No fue fácil. Kauffman no sólo tiene la quinta elevación más alta de todos los estadios de las Grandes Ligas de Béisbol, sino que sus condiciones de viento, particularmente en las calles eléctricas, hacen que las vallas jueguen en promedio alrededor de 5 pies más que las distancias indicadas. Con cuatro años de datos climáticos detallados, así como información de pelotas bateadas, Mack y su equipo dividieron el estadio en jardín izquierdo, jardín central y jardín derecho y evaluaron cada uno de ellos en busca de posibles mejoras.

Con el tiempo, Mack sintió que mover toda la estructura de la cerca sería contraproducente. Al final, se decidieron por una línea de valla casi perfectamente simétrica, que mantiene el mismo centro (Kauffman tiene un ojo de bateo notoriamente preciado bajo su enorme marcador Crown Vision) y permitirá más robos de jonrones con una altura más corta.

Mack presentó los resultados a Picollo y al subgerente general Scott Sharp a mediados de agosto, y fueron lo suficientemente convincentes como para pedirle luz verde a Sherman. En la suite de Picollo durante los juegos, se convirtió en una broma corriente sobre pelotas profundas que terminaban en guantes solo para que alguien en la sala dijera: “Tiene que ser un jonrón el año que viene”.

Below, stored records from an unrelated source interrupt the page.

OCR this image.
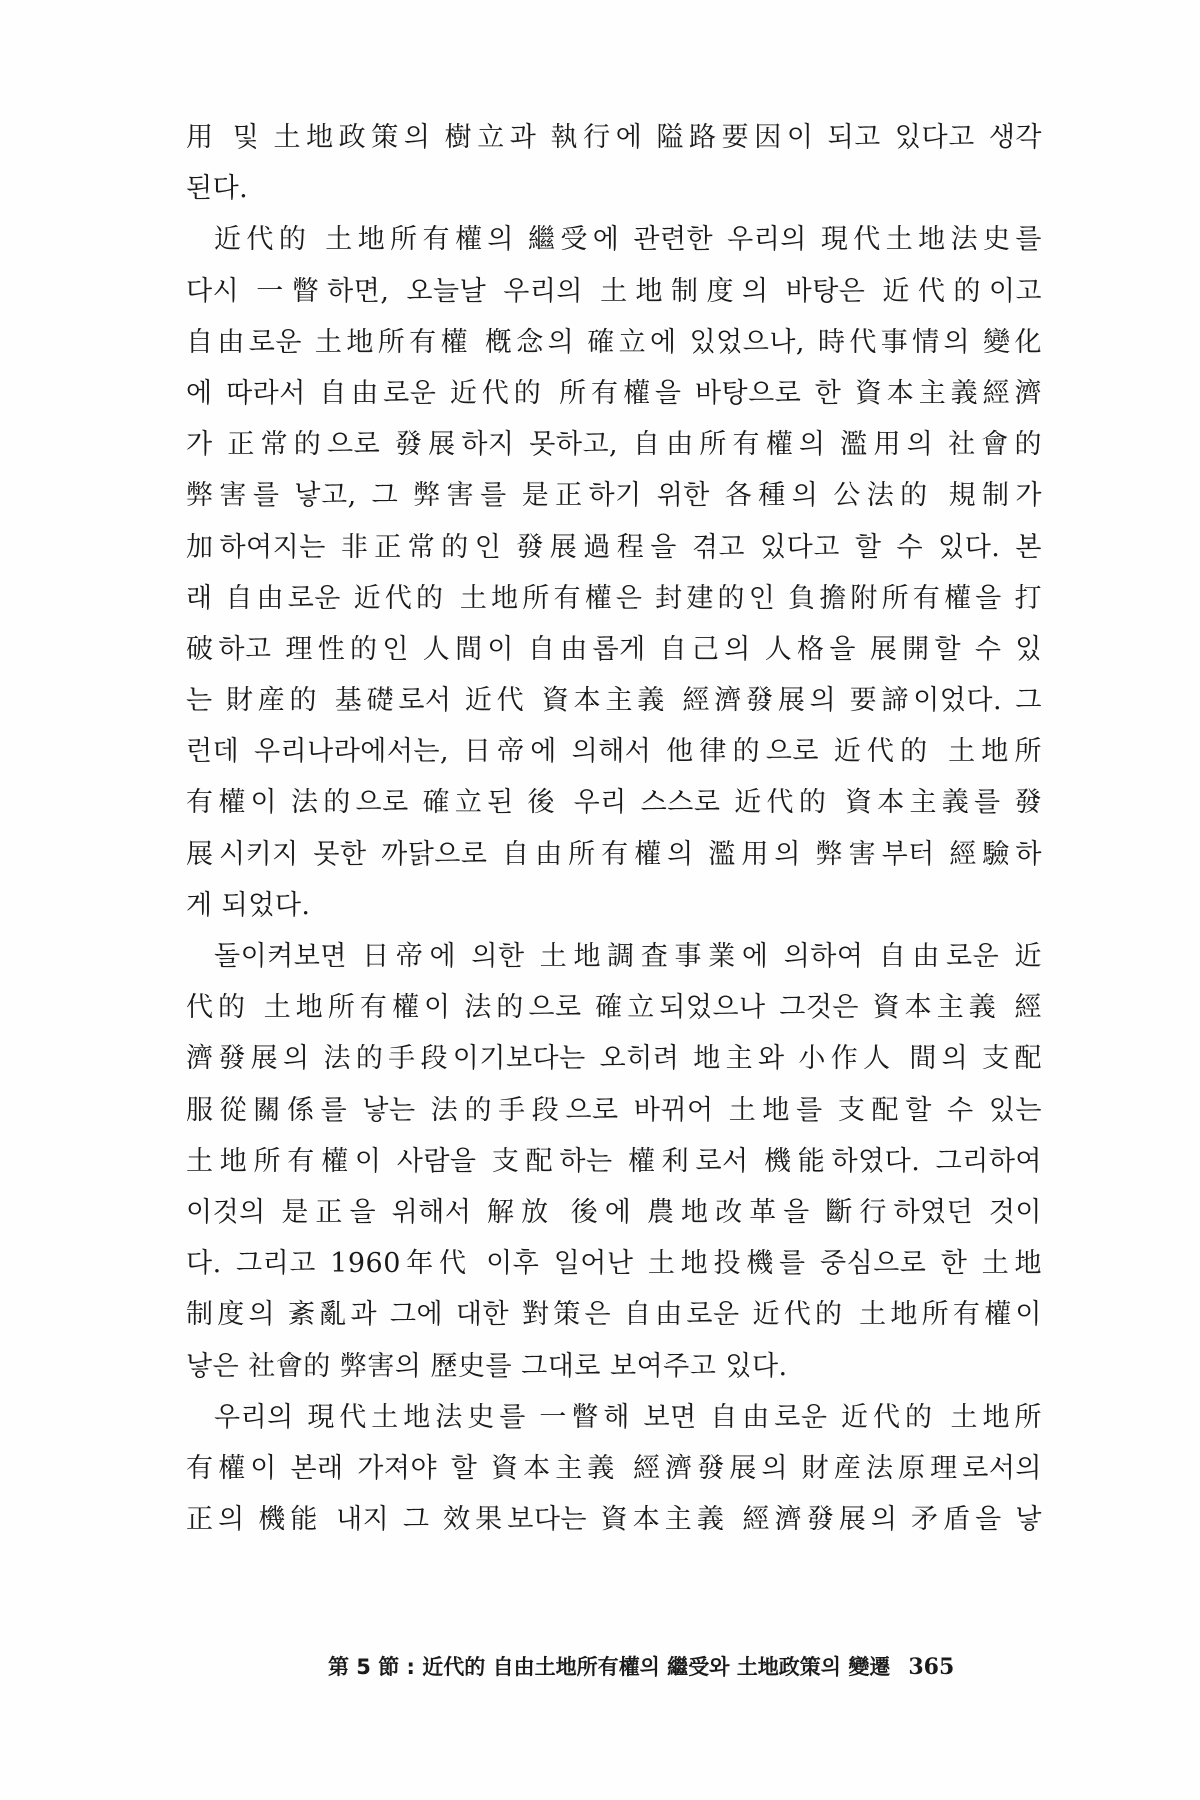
用 및 土地政策의 樹立과 執行에 隘路要因이 되고 있다고 생각
된다.
近代的 土地所有權의 繼受에 관련한 우리의 現代土地法史를
다시 一瞥하면, 오늘날 우리의 土地制度의 바탕은 近代的이고
自由로운 土地所有權 槪念의 確立에 있었으나, 時代事情의 變化
에 따라서 自由로운 近代的 所有權을 바탕으로 한 資本主義經濟
가 正常的으로 發展하지 못하고, 自由所有權의 濫用의 社會的
弊害를 낳고, 그 弊害를 是正하기 위한 各種의 公法的 規制가
加하여지는 非正常的인 發展過程을 겪고 있다고 할 수 있다. 본
래 自由로운 近代的 土地所有權은 封建的인 負擔附所有權을 打
破하고 理性的인 人間이 自由롭게 自己의 人格을 展開할 수 있
는 財産的 基礎로서 近代 資本主義 經濟發展의 要諦이었다. 그
런데 우리나라에서는, 日帝에 의해서 他律的으로 近代的 土地所
有權이 法的으로 確立된 後 우리 스스로 近代的 資本主義를 發
展시키지 못한 까닭으로 自由所有權의 濫用의 弊害부터 經驗하
게 되었다.
돌이켜보면 日帝에 의한 土地調査事業에 의하여 自由로운 近
代的 土地所有權이 法的으로 確立되었으나 그것은 資本主義 經
濟發展의 法的手段이기보다는 오히려 地主와 小作人 間의 支配
服從關係를 낳는 法的手段으로 바뀌어 土地를 支配할 수 있는
土地所有權이 사람을 支配하는 權利로서 機能하였다. 그리하여
이것의 是正을 위해서 解放 後에 農地改革을 斷行하였던 것이
다. 그리고 1960年代 이후 일어난 土地投機를 중심으로 한 土地
制度의 紊亂과 그에 대한 對策은 自由로운 近代的 土地所有權이
낳은 社會的 弊害의 歷史를 그대로 보여주고 있다.
우리의 現代土地法史를 一瞥해 보면 自由로운 近代的 土地所
有權이 본래 가져야 할 資本主義 經濟發展의 財産法原理로서의
正의 機能 내지 그 效果보다는 資本主義 經濟發展의 矛盾을 낳
第 5 節 : 近代的 自由土地所有權의 繼受와 土地政策의 變遷 365
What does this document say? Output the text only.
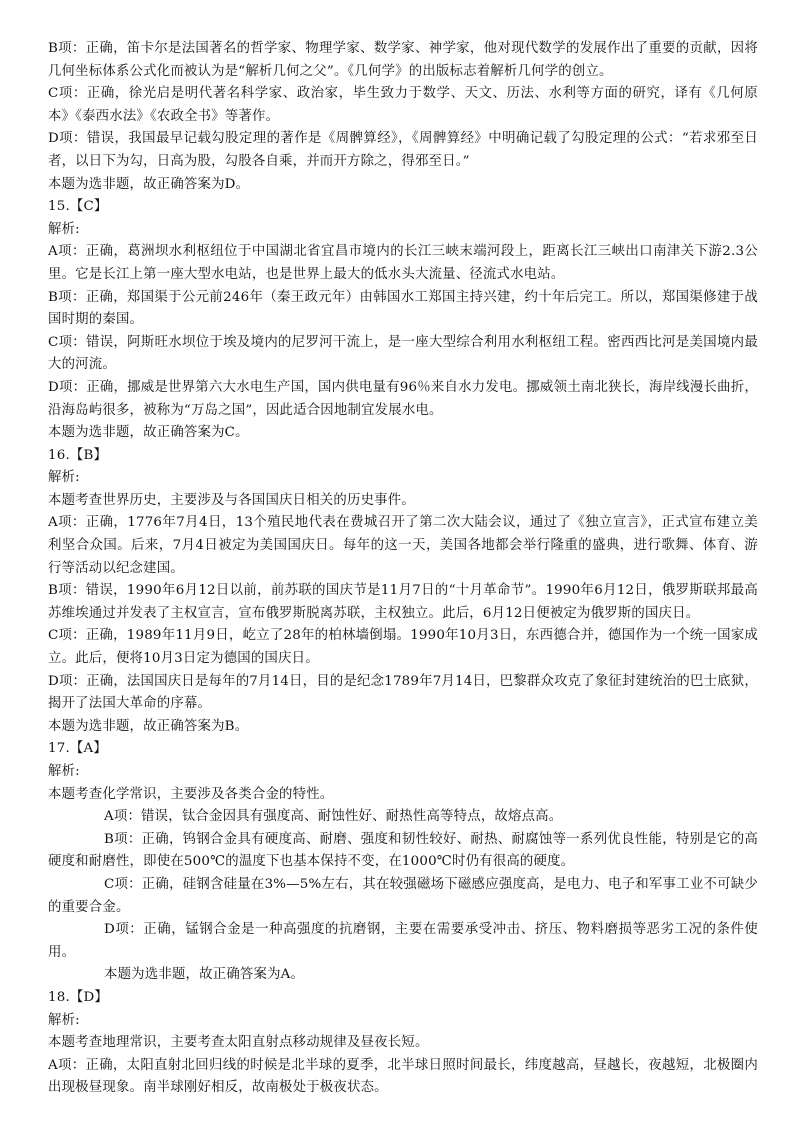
B项：正确，笛卡尔是法国著名的哲学家、物理学家、数学家、神学家，他对现代数学的发展作出了重要的贡献，因将几何坐标体系公式化而被认为是“解析几何之父”。《几何学》的出版标志着解析几何学的创立。

C项：正确，徐光启是明代著名科学家、政治家，毕生致力于数学、天文、历法、水利等方面的研究，译有《几何原本》《泰西水法》《农政全书》等著作。

D项：错误，我国最早记载勾股定理的著作是《周髀算经》，《周髀算经》中明确记载了勾股定理的公式：“若求邪至日者，以日下为勾，日高为股，勾股各自乘，并而开方除之，得邪至日。”

本题为选非题，故正确答案为D。

15.【C】

解析:

A项：正确，葛洲坝水利枢纽位于中国湖北省宜昌市境内的长江三峡末端河段上，距离长江三峡出口南津关下游2.3公里。它是长江上第一座大型水电站，也是世界上最大的低水头大流量、径流式水电站。

B项：正确，郑国渠于公元前246年（秦王政元年）由韩国水工郑国主持兴建，约十年后完工。所以，郑国渠修建于战国时期的秦国。

C项：错误，阿斯旺水坝位于埃及境内的尼罗河干流上，是一座大型综合利用水利枢纽工程。密西西比河是美国境内最大的河流。

D项：正确，挪威是世界第六大水电生产国，国内供电量有96％来自水力发电。挪威领土南北狭长，海岸线漫长曲折，沿海岛屿很多，被称为“万岛之国”，因此适合因地制宜发展水电。

本题为选非题，故正确答案为C。

16.【B】

解析:

本题考查世界历史，主要涉及与各国国庆日相关的历史事件。

A项：正确，1776年7月4日，13个殖民地代表在费城召开了第二次大陆会议，通过了《独立宣言》，正式宣布建立美利坚合众国。后来，7月4日被定为美国国庆日。每年的这一天，美国各地都会举行隆重的盛典，进行歌舞、体育、游行等活动以纪念建国。

B项：错误，1990年6月12日以前，前苏联的国庆节是11月7日的“十月革命节”。1990年6月12日，俄罗斯联邦最高苏维埃通过并发表了主权宣言，宣布俄罗斯脱离苏联，主权独立。此后，6月12日便被定为俄罗斯的国庆日。

C项：正确，1989年11月9日，屹立了28年的柏林墙倒塌。1990年10月3日，东西德合并，德国作为一个统一国家成立。此后，便将10月3日定为德国的国庆日。

D项：正确，法国国庆日是每年的7月14日，目的是纪念1789年7月14日，巴黎群众攻克了象征封建统治的巴士底狱，揭开了法国大革命的序幕。

本题为选非题，故正确答案为B。

17.【A】

解析:

本题考查化学常识，主要涉及各类合金的特性。

A项：错误，钛合金因具有强度高、耐蚀性好、耐热性高等特点，故熔点高。

B项：正确，钨钢合金具有硬度高、耐磨、强度和韧性较好、耐热、耐腐蚀等一系列优良性能，特别是它的高硬度和耐磨性，即使在500℃的温度下也基本保持不变，在1000℃时仍有很高的硬度。

C项：正确，硅钢含硅量在3%—5%左右，其在较强磁场下磁感应强度高，是电力、电子和军事工业不可缺少的重要合金。

D项：正确，锰钢合金是一种高强度的抗磨钢，主要在需要承受冲击、挤压、物料磨损等恶劣工况的条件使用。

本题为选非题，故正确答案为A。

18.【D】

解析:

本题考查地理常识，主要考查太阳直射点移动规律及昼夜长短。

A项：正确，太阳直射北回归线的时候是北半球的夏季，北半球日照时间最长，纬度越高，昼越长，夜越短，北极圈内出现极昼现象。南半球刚好相反，故南极处于极夜状态。
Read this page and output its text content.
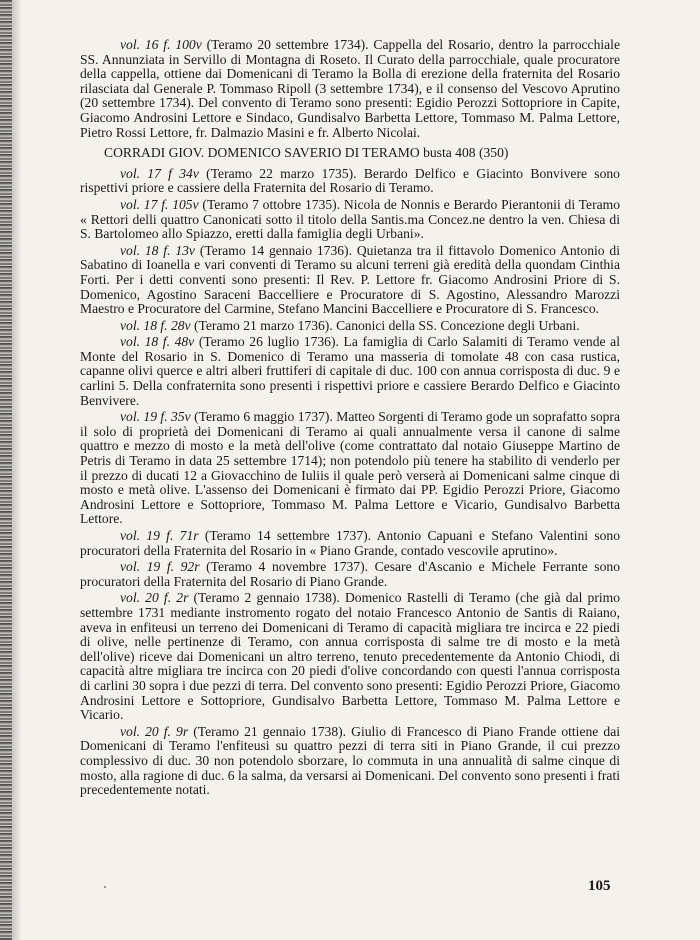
vol. 16 f. 100v (Teramo 20 settembre 1734). Cappella del Rosario, dentro la parrocchiale SS. Annunziata in Servillo di Montagna di Roseto. Il Curato della parrocchiale, quale procuratore della cappella, ottiene dai Domenicani di Teramo la Bolla di erezione della fraternita del Rosario rilasciata dal Generale P. Tommaso Ripoll (3 settembre 1734), e il consenso del Vescovo Aprutino (20 settembre 1734). Del convento di Teramo sono presenti: Egidio Perozzi Sottopriore in Capite, Giacomo Androsini Lettore e Sindaco, Gundisalvo Barbetta Lettore, Tommaso M. Palma Lettore, Pietro Rossi Lettore, fr. Dalmazio Masini e fr. Alberto Nicolai.

CORRADI GIOV. DOMENICO SAVERIO DI TERAMO busta 408 (350)

vol. 17 f 34v (Teramo 22 marzo 1735). Berardo Delfico e Giacinto Bonvivere sono rispettivi priore e cassiere della Fraternita del Rosario di Teramo.

vol. 17 f. 105v (Teramo 7 ottobre 1735). Nicola de Nonnis e Berardo Pierantonii di Teramo « Rettori delli quattro Canonicati sotto il titolo della Santis.ma Concez.ne dentro la ven. Chiesa di S. Bartolomeo allo Spiazzo, eretti dalla famiglia degli Urbani».

vol. 18 f. 13v (Teramo 14 gennaio 1736). Quietanza tra il fittavolo Domenico Antonio di Sabatino di Ioanella e vari conventi di Teramo su alcuni terreni già eredità della quondam Cinthia Forti. Per i detti conventi sono presenti: Il Rev. P. Lettore fr. Giacomo Androsini Priore di S. Domenico, Agostino Saraceni Baccelliere e Procuratore di S. Agostino, Alessandro Marozzi Maestro e Procuratore del Carmine, Stefano Mancini Baccelliere e Procuratore di S. Francesco.

vol. 18 f. 28v (Teramo 21 marzo 1736). Canonici della SS. Concezione degli Urbani.

vol. 18 f. 48v (Teramo 26 luglio 1736). La famiglia di Carlo Salamiti di Teramo vende al Monte del Rosario in S. Domenico di Teramo una masseria di tomolate 48 con casa rustica, capanne olivi querce e altri alberi fruttiferi di capitale di duc. 100 con annua corrisposta di duc. 9 e carlini 5. Della confraternita sono presenti i rispettivi priore e cassiere Berardo Delfico e Giacinto Benvivere.

vol. 19 f. 35v (Teramo 6 maggio 1737). Matteo Sorgenti di Teramo gode un soprafatto sopra il solo di proprietà dei Domenicani di Teramo ai quali annualmente versa il canone di salme quattro e mezzo di mosto e la metà dell'olive (come contrattato dal notaio Giuseppe Martino de Petris di Teramo in data 25 settembre 1714); non potendolo più tenere ha stabilito di venderlo per il prezzo di ducati 12 a Giovacchino de Iuliis il quale però verserà ai Domenicani salme cinque di mosto e metà olive. L'assenso dei Domenicani è firmato dai PP. Egidio Perozzi Priore, Giacomo Androsini Lettore e Sottopriore, Tommaso M. Palma Lettore e Vicario, Gundisalvo Barbetta Lettore.

vol. 19 f. 71r (Teramo 14 settembre 1737). Antonio Capuani e Stefano Valentini sono procuratori della Fraternita del Rosario in « Piano Grande, contado vescovile aprutino».

vol. 19 f. 92r (Teramo 4 novembre 1737). Cesare d'Ascanio e Michele Ferrante sono procuratori della Fraternita del Rosario di Piano Grande.

vol. 20 f. 2r (Teramo 2 gennaio 1738). Domenico Rastelli di Teramo (che già dal primo settembre 1731 mediante instromento rogato del notaio Francesco Antonio de Santis di Raiano, aveva in enfiteusi un terreno dei Domenicani di Teramo di capacità migliara tre incirca e 22 piedi di olive, nelle pertinenze di Teramo, con annua corrisposta di salme tre di mosto e la metà dell'olive) riceve dai Domenicani un altro terreno, tenuto precedentemente da Antonio Chiodi, di capacità altre migliara tre incirca con 20 piedi d'olive concordando con questi l'annua corrisposta di carlini 30 sopra i due pezzi di terra. Del convento sono presenti: Egidio Perozzi Priore, Giacomo Androsini Lettore e Sottopriore, Gundisalvo Barbetta Lettore, Tommaso M. Palma Lettore e Vicario.

vol. 20 f. 9r (Teramo 21 gennaio 1738). Giulio di Francesco di Piano Frande ottiene dai Domenicani di Teramo l'enfiteusi su quattro pezzi di terra siti in Piano Grande, il cui prezzo complessivo di duc. 30 non potendolo sborzare, lo commuta in una annualità di salme cinque di mosto, alla ragione di duc. 6 la salma, da versarsi ai Domenicani. Del convento sono presenti i frati precedentemente notati.

105
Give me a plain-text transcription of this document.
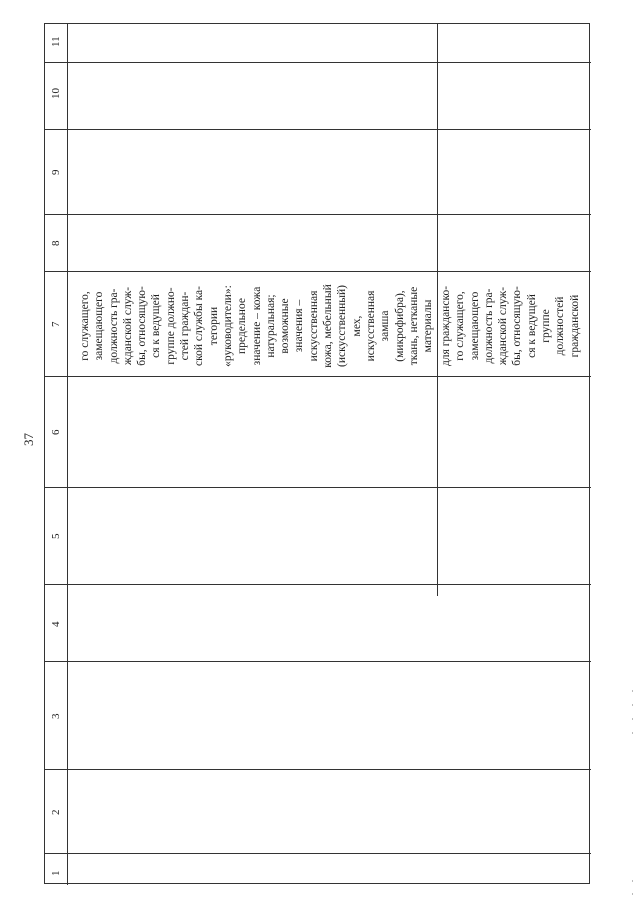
37
1
2
3
4
5
6
7
8
9
10
11
го служащего, замещающего должность гра- жданской служ- бы, относящую- ся к ведущей группе должно- стей граждан- ской службы ка- тегории «руководители»: предельное значение – кожа натуральная; возможные значения – искусственная кожа, мебельный (искусственный) мех, искусственная замша (микрофибра), ткань, нетканые материалы для гражданско- го служащего, замещающего должность гра- жданской служ- бы, относящую- ся к ведущей группе должностей гражданской
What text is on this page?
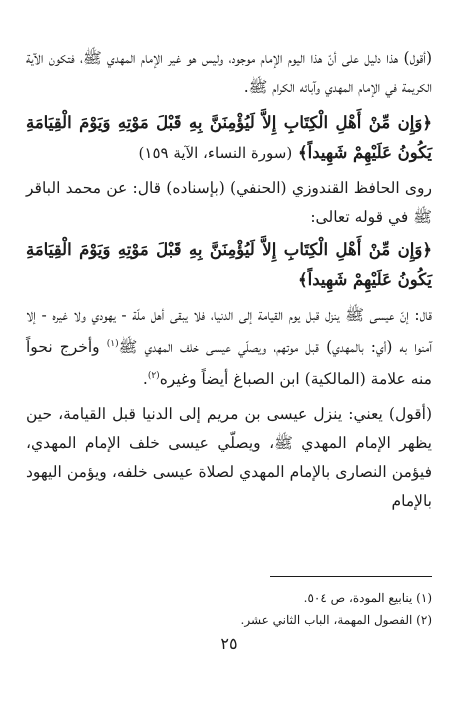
(أقول) هذا دليل على أنّ هذا اليوم الإمام موجود، وليس هو غير الإمام المهدي ﷺ، فتكون الآية الكريمة في الإمام المهدي وآبائه الكرام ﷺ.

﴿وَإِن مِّنْ أَهْلِ الْكِتَابِ إِلاَّ لَيُؤْمِنَنَّ بِهِ قَبْلَ مَوْتِهِ وَيَوْمَ الْقِيَامَةِ يَكُونُ عَلَيْهِمْ شَهِيداً﴾ (سورة النساء، الآية ١٥٩)

روى الحافظ القندوزي (الحنفي) (بإسناده) قال: عن محمد الباقر ﷺ في قوله تعالى:

﴿وَإِن مِّنْ أَهْلِ الْكِتَابِ إِلاَّ لَيُؤْمِنَنَّ بِهِ قَبْلَ مَوْتِهِ وَيَوْمَ الْقِيَامَةِ يَكُونُ عَلَيْهِمْ شَهِيداً﴾

قال: إنّ عيسى ﷺ ينزل قبل يوم القيامة إلى الدنيا، فلا يبقى أهل ملّة - يهودي ولا غيره - إلا آمنوا به (أي: بالمهدي) قبل موتهم، ويصلّي عيسى خلف المهدي ﷺ$^{(١)}$ وأخرج نحواً منه علامة (المالكية) ابن الصباغ أيضاً وغيره$^{(٢)}$.

(أقول) يعني: ينزل عيسى بن مريم إلى الدنيا قبل القيامة، حين يظهر الإمام المهدي ﷺ، ويصلّي عيسى خلف الإمام المهدي، فيؤمن النصارى بالإمام المهدي لصلاة عيسى خلفه، ويؤمن اليهود بالإمام

(١) ينابيع المودة، ص ٥٠٤.

(٢) الفصول المهمة، الباب الثاني عشر.

٢٥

Ahora, con la bendición de Sherman, así será. Y con Kansas City finalmente presentando una alineación con bateadores de poder legítimos (además de la superestrella Bobby Witt Jr. y el primera base Vinnie Pasquantino, los dos mejores prospectos de los Reales, el jardinero Jac Caglianone y el receptor Carter Jensen, tienen un tremendo poder bruto), el instinto de apuntar a jugadores cuyas habilidades se ajustan mejor a las viejas dimensiones ya no será necesario.

“Siento que simplemente estoy persiguiendo un rayo”, dijo Mack. “No creo que sea inteligente en general. Ciertamente no lo es para un equipo en un mercado más pequeño que tiene que adaptarse a cualquier personal que puedas incorporar”.

Aunque los días de Kauffman como refugio para los lanzadores probablemente hayan terminado, Mack dijo que no espera que las nuevas vallas tengan un efecto en cadena en su capacidad para lanzar con eficacia. El cambio busca, dijo, ser justo, aunque es cierto que los Reales creen que con los nuevos valores de puntos en elevados, planean sumar 1½ victorias por año en juegos en casa.

Y si ayuda a Salvador Pérez a acercarse a los 400 jonrones para fortalecer su caso de Salón de la Fama o coloca a Witt en territorio de 40 jonrones anuales antes de que expire el contrato de arrendamiento del equipo en Kauffman en 2030 y se muden a un nuevo estadio, mucho mejor.

“Sabes, al final podríamos decir: '¿Sabes qué? No deberíamos haber hecho eso'”, dijo Picollo. “Pero creo que nos quedan cinco años para arriesgarnos y ver si nos gusta cómo se desarrolla”.